I grinned at him. “I will when I see it.”
 

“You'll see it.” He was serious, and I almost believed he meant it.
 


You!

 

I didn't have to look; I knew who that was: Louis-the-fit-thrower Genova. I didn't even glance at him. He walked up beside me, then waltzed around in front of me and looked up. “What the hell are you doing here, Scott?”
 

I was getting awfully tired of this little man. I said, “You want me up here, or the cops, Genova?

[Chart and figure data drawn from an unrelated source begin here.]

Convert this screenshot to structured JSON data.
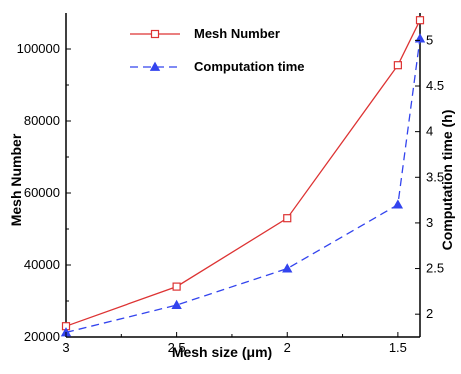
{
  "chart_data": {
    "type": "line",
    "title": "",
    "xlabel": "Mesh size (μm)",
    "ylabel": "Mesh Number",
    "y2label": "Computation time (h)",
    "x": [
      3,
      2.5,
      2,
      1.5,
      1.4
    ],
    "xlim": [
      3,
      1.4
    ],
    "x_ticks": [
      "3",
      "2.5",
      "2",
      "1.5"
    ],
    "x_tick_values": [
      3,
      2.5,
      2,
      1.5
    ],
    "ylim": [
      20000,
      110000
    ],
    "y_ticks": [
      "20000",
      "40000",
      "60000",
      "80000",
      "100000"
    ],
    "y_tick_values": [
      20000,
      40000,
      60000,
      80000,
      100000
    ],
    "y2lim": [
      1.75,
      5.3
    ],
    "y2_ticks": [
      "2",
      "2.5",
      "3",
      "3.5",
      "4",
      "4.5",
      "5"
    ],
    "y2_tick_values": [
      2,
      2.5,
      3,
      3.5,
      4,
      4.5,
      5
    ],
    "series": [
      {
        "name": "Mesh Number",
        "axis": "left",
        "values": [
          23000,
          34000,
          53000,
          95500,
          108000
        ],
        "color": "#dd3333",
        "line": "solid",
        "marker": "open-square"
      },
      {
        "name": "Computation time",
        "axis": "right",
        "values": [
          1.8,
          2.1,
          2.5,
          3.2,
          5.02
        ],
        "color": "#3344ee",
        "line": "dashed",
        "marker": "filled-triangle"
      }
    ],
    "grid": false,
    "legend_position": "top-center"
  }
}
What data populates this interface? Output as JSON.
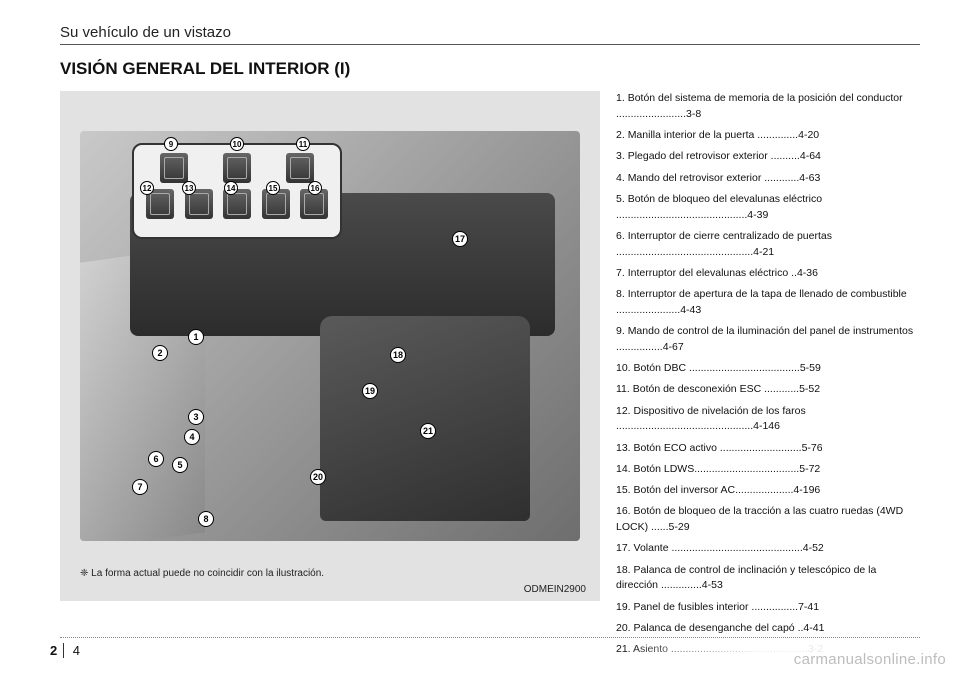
{
  "header": {
    "running_title": "Su vehículo de un vistazo"
  },
  "section": {
    "title": "VISIÓN GENERAL DEL INTERIOR (I)"
  },
  "figure": {
    "caption_prefix": "❈",
    "caption": "La forma actual puede no coincidir con la ilustración.",
    "ref_code": "ODMEIN2900",
    "inset_callouts_row1": [
      "9",
      "10",
      "11"
    ],
    "inset_callouts_row2": [
      "12",
      "13",
      "14",
      "15",
      "16"
    ],
    "main_callouts": {
      "c1": "1",
      "c2": "2",
      "c3": "3",
      "c4": "4",
      "c5": "5",
      "c6": "6",
      "c7": "7",
      "c8": "8",
      "c17": "17",
      "c18": "18",
      "c19": "19",
      "c20": "20",
      "c21": "21"
    }
  },
  "list": [
    {
      "n": "1.",
      "t": "Botón del sistema de memoria de la posición del conductor ........................",
      "p": "3-8"
    },
    {
      "n": "2.",
      "t": "Manilla interior de la puerta ..............",
      "p": "4-20"
    },
    {
      "n": "3.",
      "t": "Plegado del retrovisor exterior ..........",
      "p": "4-64"
    },
    {
      "n": "4.",
      "t": "Mando del retrovisor exterior ............",
      "p": "4-63"
    },
    {
      "n": "5.",
      "t": "Botón de bloqueo del elevalunas eléctrico .............................................",
      "p": "4-39"
    },
    {
      "n": "6.",
      "t": "Interruptor de cierre centralizado de puertas ...............................................",
      "p": "4-21"
    },
    {
      "n": "7.",
      "t": "Interruptor del elevalunas eléctrico ..",
      "p": "4-36"
    },
    {
      "n": "8.",
      "t": "Interruptor de apertura de la tapa de llenado de combustible ......................",
      "p": "4-43"
    },
    {
      "n": "9.",
      "t": "Mando de control de la iluminación del panel de instrumentos ................",
      "p": "4-67"
    },
    {
      "n": "10.",
      "t": "Botón DBC ......................................",
      "p": "5-59"
    },
    {
      "n": "11.",
      "t": "Botón de desconexión ESC ............",
      "p": "5-52"
    },
    {
      "n": "12.",
      "t": "Dispositivo de nivelación de los faros ...............................................",
      "p": "4-146"
    },
    {
      "n": "13.",
      "t": "Botón ECO activo ............................",
      "p": "5-76"
    },
    {
      "n": "14.",
      "t": "Botón LDWS....................................",
      "p": "5-72"
    },
    {
      "n": "15.",
      "t": "Botón del inversor AC....................",
      "p": "4-196"
    },
    {
      "n": "16.",
      "t": "Botón de bloqueo de la tracción a las cuatro ruedas (4WD LOCK) ......",
      "p": "5-29"
    },
    {
      "n": "17.",
      "t": "Volante .............................................",
      "p": "4-52"
    },
    {
      "n": "18.",
      "t": "Palanca de control de inclinación y telescópico de la dirección ..............",
      "p": "4-53"
    },
    {
      "n": "19.",
      "t": "Panel de fusibles interior ................",
      "p": "7-41"
    },
    {
      "n": "20.",
      "t": "Palanca de desenganche del capó ..",
      "p": "4-41"
    },
    {
      "n": "21.",
      "t": "Asiento ...............................................",
      "p": "3-2"
    }
  ],
  "footer": {
    "section_no": "2",
    "page_no": "4"
  },
  "watermark": "carmanualsonline.info",
  "colors": {
    "page_bg": "#ffffff",
    "figure_bg": "#e2e2e2",
    "text": "#111111",
    "rule": "#555555"
  }
}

It's pretty damn obvious to everybody that Zoe was killed by somebody in your little group Thursday night. I mean to nose around some more.”
 

His voice seemed to get deeper. “I wasn't the only one there. Why do you keep following me?”
 

“I know you weren't. You got a persecution complex? I know who was there—including Raul here.”
 

“Well, you can leave right now,” he said. “Immediately.”
 

“You know,” I said, “you irritate me. And why the hell shouldn't I be here? I'm even a stockholder.”
 

The damn thing slipped out. I'd decided, knowing how little love was flowering between Genova and me, not to mention that Bondhelm had paid me in shares instead of money. But it was too late now.
 

Genova's black eyebrows went soaring upward, then descended farther down than they'd been before. “You're a what? A stockholder? Ah! A stockholder. You got it from Bondhelm. I knew it; I knew it.”
 

“Oh, shut up,” I said.
 

That started him. He glared at me and I dropped my gaze to his necktie. He saw me looking at it with a peculiar fixity of expression and he wet his lips. He looked around him at several of the cast and crew, and evidently decided he didn't want to dance with me in front of all these people.
 

He looked back at me and said loudly, “All right, Scott. But mark what I said: Keep away from the shooting.”
 

That was the voice of infinite authority. “All right,” I said. “I've got no intention of even breathing loud while you're working.”
 

“See that you don't,” he said. He nodded curtly and stalked away.
 

I turned to Raul. “Where's Swallow? He here? Or at the studio?”
 

“Studio, probably. But I know he intended to come out sometime today. We haven't been on location up to now and he wanted to take a look.”